空指针异常当试图使用持续表中星火流 [英] Null Pointer Exception When Trying to Use Persisted Table in Spark Streaming
问题描述
我创建gpsLookUpTable开头,并坚持它,这样我就不需要把它一遍又一遍地做映射。然而,当我尝试访问它里面的foreach我得到空指针异常。任何帮助是AP preciated感谢。
下面是code片段:
高清主(参数:数组[字符串]):单位= {VAL的conf =新SparkConf()...VAL SC =新SparkContext(CONF)
VAL SSC =新的StreamingContext(SC,秒(20))
VAL SQC =新SQLContext(SC)//////试图缓存表在这里下使用
VAL gpsLookUpTable = MapInput.cacheMappingTables(SC,SQC).persist(StorageLevel.MEMORY_AND_DISK_SER_2)

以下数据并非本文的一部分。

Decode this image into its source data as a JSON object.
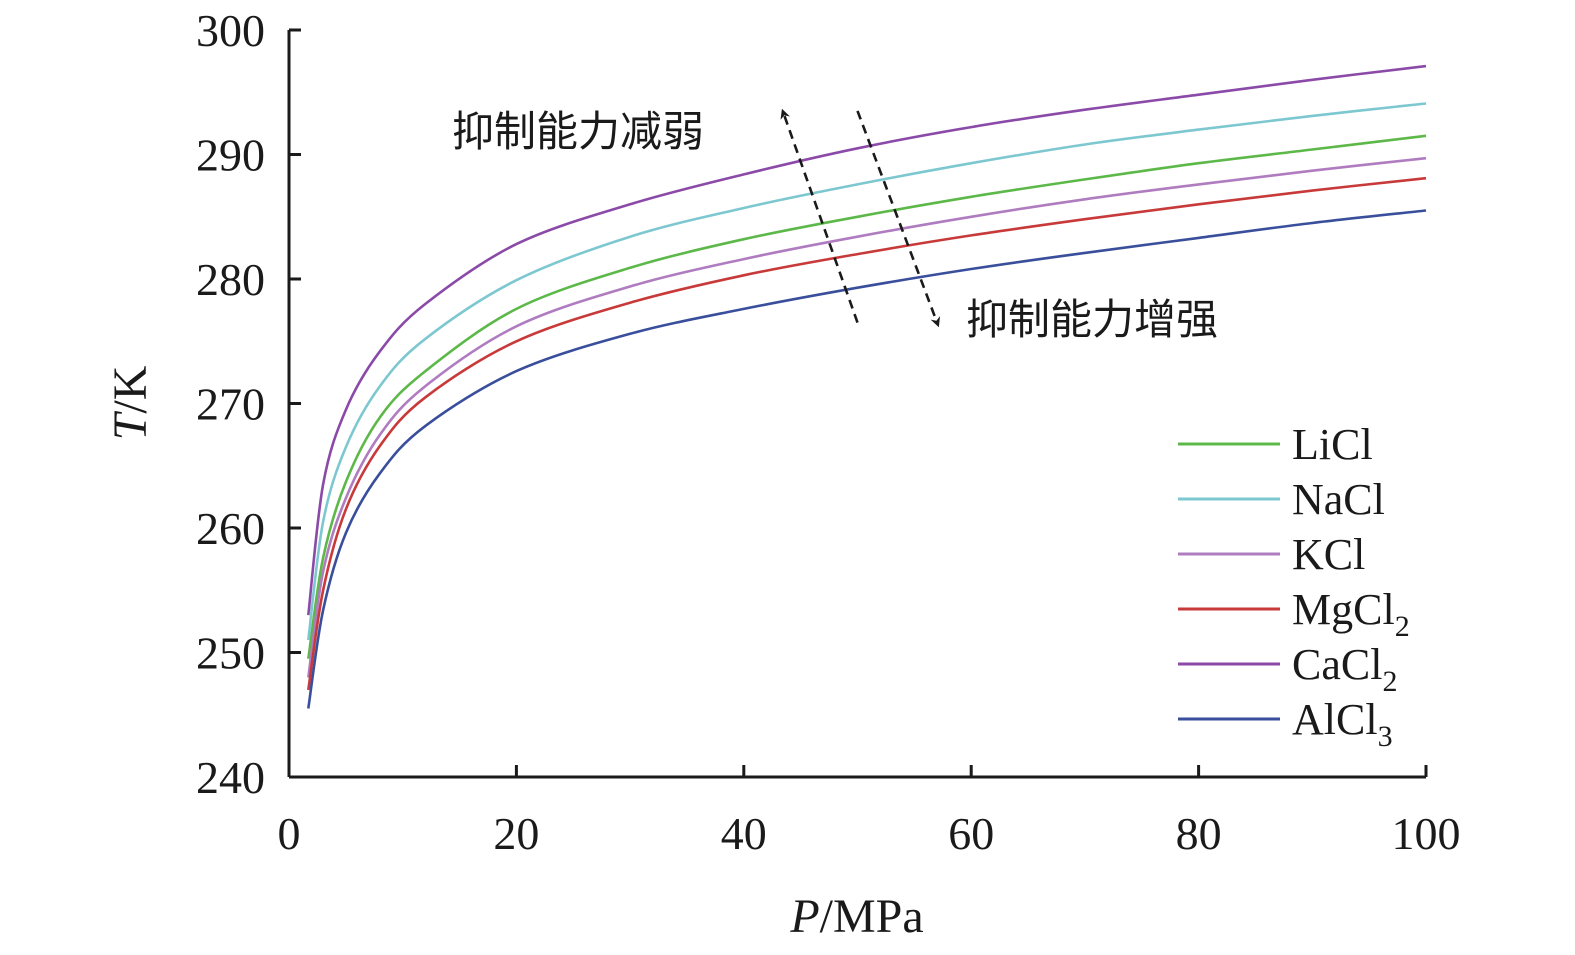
{
  "chart_data": {
    "type": "line",
    "xlabel_var": "P",
    "xlabel_unit": "/MPa",
    "ylabel_var": "T",
    "ylabel_unit": "/K",
    "xlim": [
      0,
      100
    ],
    "ylim": [
      240,
      300
    ],
    "xticks": [
      0,
      20,
      40,
      60,
      80,
      100
    ],
    "yticks": [
      240,
      250,
      260,
      270,
      280,
      290,
      300
    ],
    "grid": false,
    "legend_placement": "bottom-right",
    "x": [
      1.7,
      3,
      5,
      8,
      12,
      20,
      30,
      40,
      50,
      60,
      70,
      80,
      90,
      100
    ],
    "series": [
      {
        "name": "LiCl",
        "base": "LiCl",
        "sub": "",
        "color": "#5cb848",
        "values": [
          249.5,
          257.6,
          263.7,
          268.9,
          272.6,
          277.6,
          280.9,
          283.2,
          285.0,
          286.6,
          288.0,
          289.3,
          290.4,
          291.5
        ]
      },
      {
        "name": "NaCl",
        "base": "NaCl",
        "sub": "",
        "color": "#7dc8d0",
        "values": [
          251.0,
          260.5,
          266.5,
          271.4,
          275.2,
          279.9,
          283.4,
          285.7,
          287.6,
          289.3,
          290.8,
          292.0,
          293.1,
          294.1
        ]
      },
      {
        "name": "KCl",
        "base": "KCl",
        "sub": "",
        "color": "#b07cc0",
        "values": [
          248.0,
          256.5,
          262.4,
          267.5,
          271.4,
          276.2,
          279.4,
          281.6,
          283.4,
          285.0,
          286.4,
          287.6,
          288.7,
          289.7
        ]
      },
      {
        "name": "MgCl2",
        "base": "MgCl",
        "sub": "2",
        "color": "#c83a3a",
        "values": [
          247.0,
          255.0,
          261.5,
          266.6,
          270.5,
          275.0,
          278.1,
          280.3,
          282.0,
          283.5,
          284.8,
          286.0,
          287.1,
          288.1
        ]
      },
      {
        "name": "CaCl2",
        "base": "CaCl",
        "sub": "2",
        "color": "#8b4aa8",
        "values": [
          253.0,
          263.5,
          269.5,
          274.2,
          278.0,
          282.8,
          286.0,
          288.4,
          290.5,
          292.2,
          293.6,
          294.8,
          296.0,
          297.1
        ]
      },
      {
        "name": "AlCl3",
        "base": "AlCl",
        "sub": "3",
        "color": "#3a4f9c",
        "values": [
          245.5,
          253.4,
          259.6,
          264.4,
          268.2,
          272.6,
          275.6,
          277.6,
          279.3,
          280.8,
          282.1,
          283.3,
          284.5,
          285.5
        ]
      }
    ],
    "annotations": [
      {
        "text": "抑制能力减弱",
        "arrow_from": [
          50,
          276.5
        ],
        "arrow_to": [
          43.5,
          293.3
        ]
      },
      {
        "text": "抑制能力增强",
        "arrow_from": [
          50,
          293.5
        ],
        "arrow_to": [
          57,
          276.5
        ]
      }
    ]
  }
}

//sc.broadcast(gpsLookUpTable)
ssc.textFileStream(HDFS://本地主机:9000 / inputDirectory /)
.foreachRDD {RDD = GT;
如果(!rdd.partitions.isEmpty){VAL allRows = sc.textFile(HDFS://本地主机:9000 / supportFiles / GeoHashLookUpTable)
sqc.read.json(allRows).registerTempTable(GeoHashLookUpTable)
VAL头= rdd.first()。分裂()
VAL rowsWithoutHeader = Utils.dropHeader(RDD)rowsWithoutHeader.foreach {行=>VAL singleRowArray = row.split(,)

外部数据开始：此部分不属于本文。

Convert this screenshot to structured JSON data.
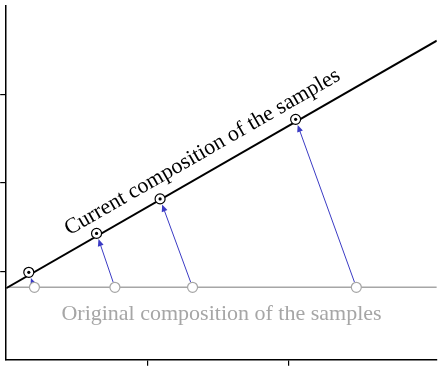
{
  "chart_data": {
    "type": "line",
    "xlim": [
      0,
      3.05
    ],
    "xticks": [
      1,
      2
    ],
    "ylim": [
      0,
      4
    ],
    "yticks": [
      1,
      2,
      3
    ],
    "tick_labels": false,
    "grid": false,
    "series": [
      {
        "name": "Current composition of the samples",
        "color": "#000000",
        "x": [
          0,
          3.05
        ],
        "values": [
          0.81,
          3.61
        ]
      },
      {
        "name": "Original composition of the samples",
        "color": "#a6a6a6",
        "x": [
          0,
          3.05
        ],
        "values": [
          0.82,
          0.82
        ]
      }
    ],
    "original_samples": {
      "color": "#a6a6a6",
      "marker": "circle",
      "x": [
        0.2,
        0.77,
        1.32,
        2.48
      ],
      "values": [
        0.82,
        0.82,
        0.82,
        0.82
      ]
    },
    "current_samples": {
      "color": "#000000",
      "marker": "circled_dot",
      "x": [
        0.16,
        0.64,
        1.09,
        2.05
      ],
      "values": [
        0.99,
        1.43,
        1.82,
        2.72
      ]
    },
    "arrows": {
      "color": "#3b3bc4"
    }
  }
}
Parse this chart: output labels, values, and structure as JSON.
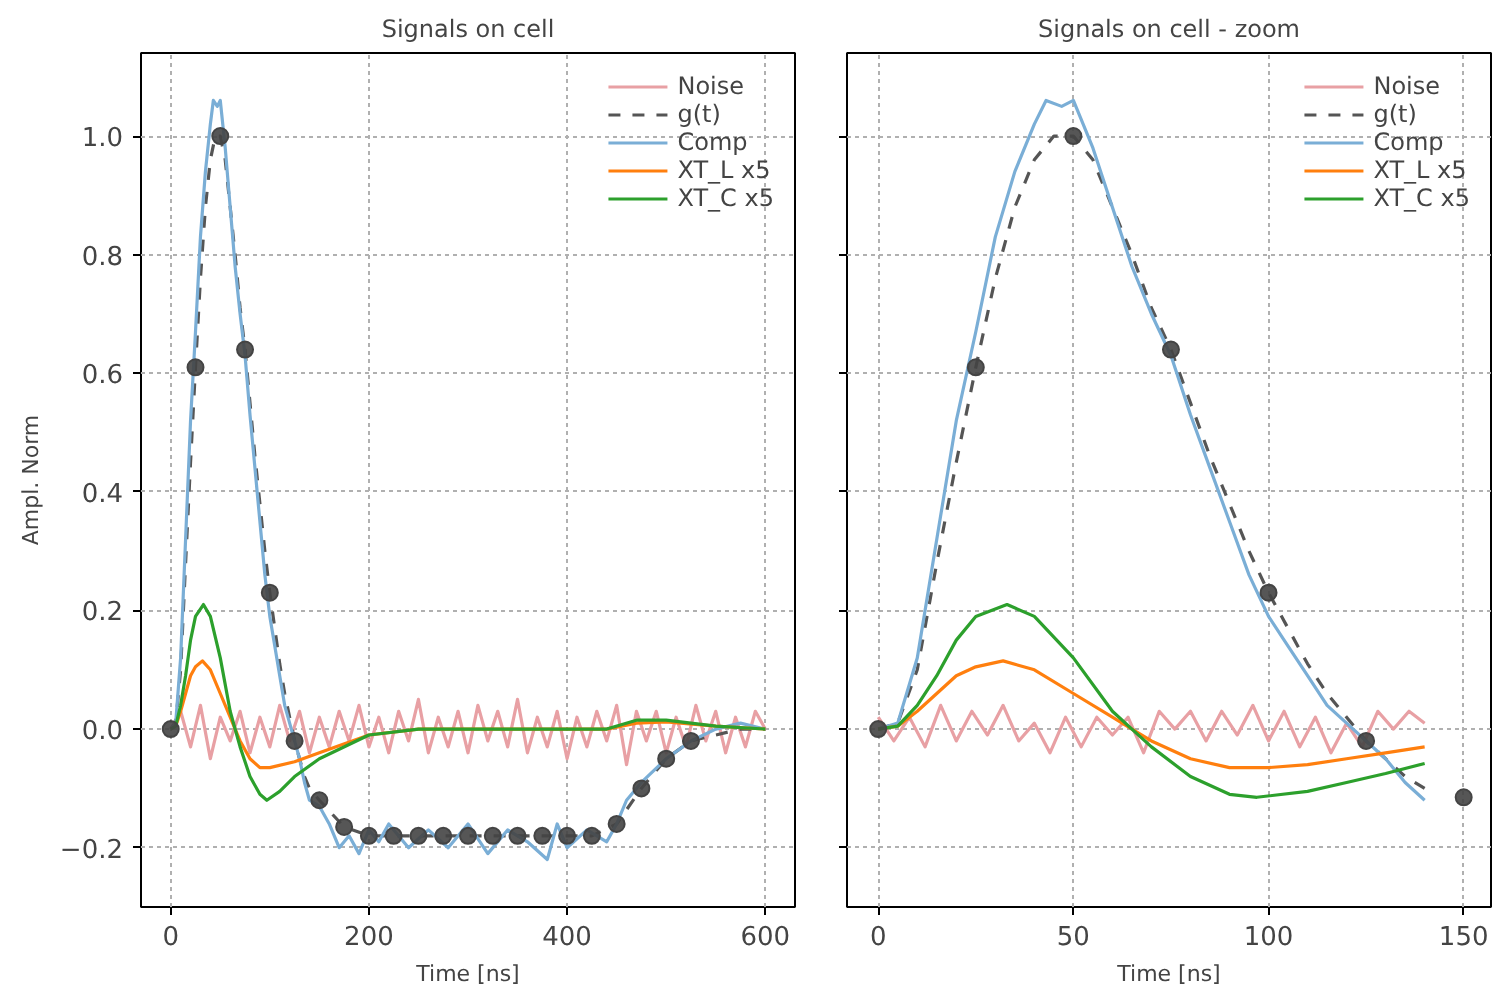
{
  "chart_data": [
    {
      "type": "line",
      "title": "Signals on cell",
      "xlabel": "Time [ns]",
      "ylabel": "Ampl. Norm",
      "xlim": [
        -30,
        630
      ],
      "ylim": [
        -0.3,
        1.14
      ],
      "xticks": [
        0,
        200,
        400,
        600
      ],
      "yticks": [
        {
          "value": -0.2,
          "label": "−0.2"
        },
        {
          "value": 0,
          "label": "0.0"
        },
        {
          "value": 0.2,
          "label": "0.2"
        },
        {
          "value": 0.4,
          "label": "0.4"
        },
        {
          "value": 0.6,
          "label": "0.6"
        },
        {
          "value": 0.8,
          "label": "0.8"
        },
        {
          "value": 1.0,
          "label": "1.0"
        }
      ],
      "grid": true,
      "legend": "top right",
      "series": [
        {
          "name": "Noise",
          "color": "#e8a0a4",
          "line_style": "solid",
          "x": [
            0,
            10,
            20,
            30,
            40,
            50,
            60,
            70,
            80,
            90,
            100,
            110,
            120,
            130,
            140,
            150,
            160,
            170,
            180,
            190,
            200,
            210,
            220,
            230,
            240,
            250,
            260,
            270,
            280,
            290,
            300,
            310,
            320,
            330,
            340,
            350,
            360,
            370,
            380,
            390,
            400,
            410,
            420,
            430,
            440,
            450,
            460,
            470,
            480,
            490,
            500,
            510,
            520,
            530,
            540,
            550,
            560,
            570,
            580,
            590,
            600
          ],
          "values": [
            0.0,
            0.03,
            -0.03,
            0.04,
            -0.05,
            0.02,
            -0.02,
            0.03,
            -0.04,
            0.02,
            -0.03,
            0.04,
            -0.02,
            0.03,
            -0.04,
            0.02,
            -0.03,
            0.03,
            -0.02,
            0.04,
            -0.03,
            0.02,
            -0.04,
            0.03,
            -0.02,
            0.05,
            -0.04,
            0.02,
            -0.03,
            0.03,
            -0.04,
            0.04,
            -0.02,
            0.03,
            -0.03,
            0.05,
            -0.04,
            0.02,
            -0.03,
            0.03,
            -0.05,
            0.02,
            -0.03,
            0.03,
            -0.02,
            0.04,
            -0.06,
            0.03,
            -0.02,
            0.03,
            -0.04,
            0.02,
            -0.03,
            0.04,
            -0.02,
            0.03,
            -0.04,
            0.02,
            -0.03,
            0.03,
            0.0
          ]
        },
        {
          "name": "g(t)",
          "color": "#555555",
          "line_style": "dashed",
          "x": [
            0,
            5,
            10,
            15,
            20,
            25,
            30,
            35,
            40,
            45,
            50,
            55,
            60,
            65,
            70,
            75,
            80,
            85,
            90,
            95,
            100,
            105,
            110,
            115,
            120,
            125,
            130,
            135,
            140,
            150,
            175,
            200,
            300,
            400,
            425,
            450,
            475,
            500,
            525,
            550,
            575,
            600
          ],
          "values": [
            0,
            0.01,
            0.1,
            0.28,
            0.45,
            0.61,
            0.76,
            0.88,
            0.96,
            1.0,
            1.0,
            0.96,
            0.88,
            0.8,
            0.71,
            0.64,
            0.55,
            0.46,
            0.38,
            0.3,
            0.23,
            0.17,
            0.11,
            0.06,
            0.02,
            -0.02,
            -0.05,
            -0.08,
            -0.1,
            -0.12,
            -0.165,
            -0.18,
            -0.18,
            -0.18,
            -0.18,
            -0.16,
            -0.1,
            -0.05,
            -0.02,
            -0.01,
            0,
            0
          ]
        },
        {
          "name": "Comp",
          "color": "#7aaed6",
          "line_style": "solid",
          "x": [
            0,
            5,
            10,
            15,
            20,
            25,
            30,
            35,
            40,
            43,
            47,
            50,
            55,
            60,
            65,
            70,
            75,
            80,
            85,
            90,
            95,
            100,
            105,
            110,
            115,
            120,
            125,
            130,
            135,
            140,
            150,
            160,
            170,
            180,
            190,
            200,
            210,
            220,
            240,
            260,
            280,
            300,
            320,
            340,
            360,
            380,
            390,
            400,
            420,
            440,
            450,
            460,
            475,
            500,
            525,
            550,
            575,
            600
          ],
          "values": [
            0,
            0.01,
            0.12,
            0.32,
            0.52,
            0.67,
            0.83,
            0.94,
            1.02,
            1.06,
            1.05,
            1.06,
            0.98,
            0.88,
            0.78,
            0.7,
            0.63,
            0.53,
            0.44,
            0.35,
            0.26,
            0.19,
            0.14,
            0.09,
            0.04,
            0.01,
            -0.02,
            -0.05,
            -0.09,
            -0.12,
            -0.13,
            -0.16,
            -0.2,
            -0.18,
            -0.21,
            -0.17,
            -0.19,
            -0.16,
            -0.2,
            -0.17,
            -0.2,
            -0.16,
            -0.21,
            -0.17,
            -0.19,
            -0.22,
            -0.16,
            -0.2,
            -0.17,
            -0.19,
            -0.16,
            -0.12,
            -0.09,
            -0.05,
            -0.02,
            0.0,
            0.01,
            0
          ]
        },
        {
          "name": "XT_L x5",
          "color": "#ff7f0e",
          "line_style": "solid",
          "x": [
            0,
            5,
            10,
            15,
            20,
            25,
            32,
            40,
            50,
            60,
            65,
            70,
            80,
            90,
            100,
            125,
            150,
            200,
            250,
            300,
            400,
            440,
            470,
            500,
            550,
            600
          ],
          "values": [
            0,
            0.005,
            0.03,
            0.06,
            0.09,
            0.105,
            0.115,
            0.1,
            0.06,
            0.02,
            0,
            -0.02,
            -0.05,
            -0.065,
            -0.065,
            -0.055,
            -0.04,
            -0.01,
            0,
            0,
            0,
            0,
            0.01,
            0.012,
            0.005,
            0
          ]
        },
        {
          "name": "XT_C x5",
          "color": "#2ca02c",
          "line_style": "solid",
          "x": [
            0,
            5,
            10,
            15,
            20,
            25,
            33,
            40,
            50,
            60,
            65,
            70,
            80,
            90,
            97,
            110,
            125,
            150,
            200,
            250,
            300,
            400,
            440,
            470,
            500,
            550,
            600
          ],
          "values": [
            0,
            0.005,
            0.04,
            0.09,
            0.15,
            0.19,
            0.21,
            0.19,
            0.12,
            0.03,
            0,
            -0.03,
            -0.08,
            -0.11,
            -0.12,
            -0.105,
            -0.08,
            -0.05,
            -0.01,
            0,
            0,
            0,
            0,
            0.015,
            0.015,
            0.005,
            0
          ]
        },
        {
          "type": "scatter",
          "marker": "circle",
          "color": "#444444",
          "x": [
            0,
            25,
            50,
            75,
            100,
            125,
            150,
            175,
            200,
            225,
            250,
            275,
            300,
            325,
            350,
            375,
            400,
            425,
            450,
            475,
            500,
            525
          ],
          "values": [
            0,
            0.61,
            1.0,
            0.64,
            0.23,
            -0.02,
            -0.12,
            -0.165,
            -0.18,
            -0.18,
            -0.18,
            -0.18,
            -0.18,
            -0.18,
            -0.18,
            -0.18,
            -0.18,
            -0.18,
            -0.16,
            -0.1,
            -0.05,
            -0.02
          ]
        }
      ]
    },
    {
      "type": "line",
      "title": "Signals on cell - zoom",
      "xlabel": "Time [ns]",
      "xlim": [
        -8,
        157
      ],
      "ylim": [
        -0.3,
        1.14
      ],
      "xticks": [
        0,
        50,
        100,
        150
      ],
      "yticks": [
        -0.2,
        0,
        0.2,
        0.4,
        0.6,
        0.8,
        1.0
      ],
      "tick_labels": "x",
      "grid": true,
      "legend": "top right",
      "series": [
        {
          "name": "Noise",
          "color": "#e8a0a4",
          "line_style": "solid",
          "x": [
            0,
            4,
            8,
            12,
            16,
            20,
            24,
            28,
            32,
            36,
            40,
            44,
            48,
            52,
            56,
            60,
            64,
            68,
            72,
            76,
            80,
            84,
            88,
            92,
            96,
            100,
            104,
            108,
            112,
            116,
            120,
            124,
            128,
            132,
            136,
            140
          ],
          "values": [
            0.02,
            -0.02,
            0.02,
            -0.03,
            0.04,
            -0.02,
            0.03,
            -0.01,
            0.04,
            -0.02,
            0.01,
            -0.04,
            0.02,
            -0.03,
            0.02,
            -0.01,
            0.02,
            -0.04,
            0.03,
            0.0,
            0.03,
            -0.02,
            0.03,
            -0.01,
            0.04,
            -0.02,
            0.03,
            -0.03,
            0.02,
            -0.04,
            0.01,
            -0.03,
            0.03,
            0.0,
            0.03,
            0.01
          ]
        },
        {
          "name": "g(t)",
          "color": "#555555",
          "line_style": "dashed",
          "x": [
            0,
            5,
            10,
            15,
            20,
            25,
            30,
            35,
            40,
            45,
            50,
            55,
            60,
            65,
            70,
            75,
            80,
            85,
            90,
            95,
            100,
            105,
            110,
            115,
            120,
            125,
            130,
            135,
            140
          ],
          "values": [
            0,
            0.01,
            0.1,
            0.28,
            0.45,
            0.61,
            0.76,
            0.88,
            0.96,
            1.0,
            1.0,
            0.96,
            0.88,
            0.8,
            0.71,
            0.64,
            0.55,
            0.46,
            0.38,
            0.3,
            0.23,
            0.17,
            0.11,
            0.06,
            0.02,
            -0.02,
            -0.05,
            -0.08,
            -0.1
          ]
        },
        {
          "name": "Comp",
          "color": "#7aaed6",
          "line_style": "solid",
          "x": [
            0,
            5,
            10,
            15,
            20,
            25,
            30,
            35,
            40,
            43,
            47,
            50,
            55,
            60,
            65,
            70,
            75,
            80,
            85,
            90,
            95,
            100,
            105,
            110,
            115,
            120,
            125,
            130,
            135,
            140
          ],
          "values": [
            0,
            0.01,
            0.12,
            0.32,
            0.52,
            0.67,
            0.83,
            0.94,
            1.02,
            1.06,
            1.05,
            1.06,
            0.98,
            0.88,
            0.78,
            0.7,
            0.63,
            0.53,
            0.44,
            0.35,
            0.26,
            0.19,
            0.14,
            0.09,
            0.04,
            0.01,
            -0.02,
            -0.05,
            -0.09,
            -0.12
          ]
        },
        {
          "name": "XT_L x5",
          "color": "#ff7f0e",
          "line_style": "solid",
          "x": [
            0,
            5,
            10,
            15,
            20,
            25,
            32,
            40,
            50,
            60,
            65,
            70,
            80,
            90,
            100,
            110,
            120,
            130,
            140
          ],
          "values": [
            0,
            0.005,
            0.03,
            0.06,
            0.09,
            0.105,
            0.115,
            0.1,
            0.06,
            0.02,
            0,
            -0.02,
            -0.05,
            -0.065,
            -0.065,
            -0.06,
            -0.05,
            -0.04,
            -0.03
          ]
        },
        {
          "name": "XT_C x5",
          "color": "#2ca02c",
          "line_style": "solid",
          "x": [
            0,
            5,
            10,
            15,
            20,
            25,
            33,
            40,
            50,
            60,
            65,
            70,
            80,
            90,
            97,
            110,
            120,
            130,
            140
          ],
          "values": [
            0,
            0.005,
            0.04,
            0.09,
            0.15,
            0.19,
            0.21,
            0.19,
            0.12,
            0.03,
            0,
            -0.03,
            -0.08,
            -0.11,
            -0.115,
            -0.105,
            -0.09,
            -0.075,
            -0.058
          ]
        },
        {
          "type": "scatter",
          "marker": "circle",
          "color": "#444444",
          "x": [
            0,
            25,
            50,
            75,
            100,
            125,
            150
          ],
          "values": [
            0,
            0.61,
            1.0,
            0.64,
            0.23,
            -0.02,
            -0.115
          ]
        }
      ]
    }
  ]
}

singleRowArray.foreach(的println)
(头,singleRowArray).zipped
.foreach {(X,Y)=>
///试图访问坚持表,但得到空指针异常
VAL selectedRow = gpsLookUpTable
.filter(地理code LIKE'+ GeoHash.subString(lattitude,经度)+%')
.withColumn(距离,calculateDistance(COL(纬度),列(经度)))
.orderBy(距离)
。选择(TrackKM,TRACKNAME)。取(1)
如果(selectedRow.length!= 0){
// 做一点事
}
其他{
// 做一点事
}
}
}}}
我假设你是在群集中运行;你的foreach将作为其它节点的封闭运行。的空指针被升高,因为封闭件不具有一个初始化gpsLookUpTable一个节点上运行。你明明没有尝试在播放gpsLookUpTable
// sc.broadcast(gpsLookUpTable)
但是,这需要被绑定到一个变量,基本上是这样:
VAL tableBC = sc.broadcast(gpsLookUpTable)
在的foreach,你将取代这样的:
的foreach {(x,y)=>
///试图访问坚持表,但得到空指针异常
VAL selectedRow = gpsLookUpTable
本:
的foreach {(x,y)=>
///试图访问坚持表,但得到空指针异常
VAL selectedRow = tableBC.value
这有效地让您使用广播值。
I am creating "gpsLookUpTable" at the beginning and persisting it so that i do not need to pull it over and over again to do mapping. However, when i try to access it inside foreach i get null pointer exception. Any help is appreciated thanks.
Below is code snippets:
def main(args: Array[String]): Unit = {
val conf = new SparkConf() ...
val sc = new SparkContext(conf)
val ssc = new StreamingContext(sc, Seconds(20))
val sqc = new SQLContext(sc)
//////Trying to cache table here to use it below
val gpsLookUpTable = MapInput.cacheMappingTables(sc, sqc).persist(StorageLevel.MEMORY_AND_DISK_SER_2)
//sc.broadcast(gpsLookUpTable)
ssc.textFileStream("hdfs://localhost:9000/inputDirectory/")
.foreachRDD { rdd =>
if (!rdd.partitions.isEmpty) {
val allRows = sc.textFile("hdfs://localhost:9000/supportFiles/GeoHashLookUpTable")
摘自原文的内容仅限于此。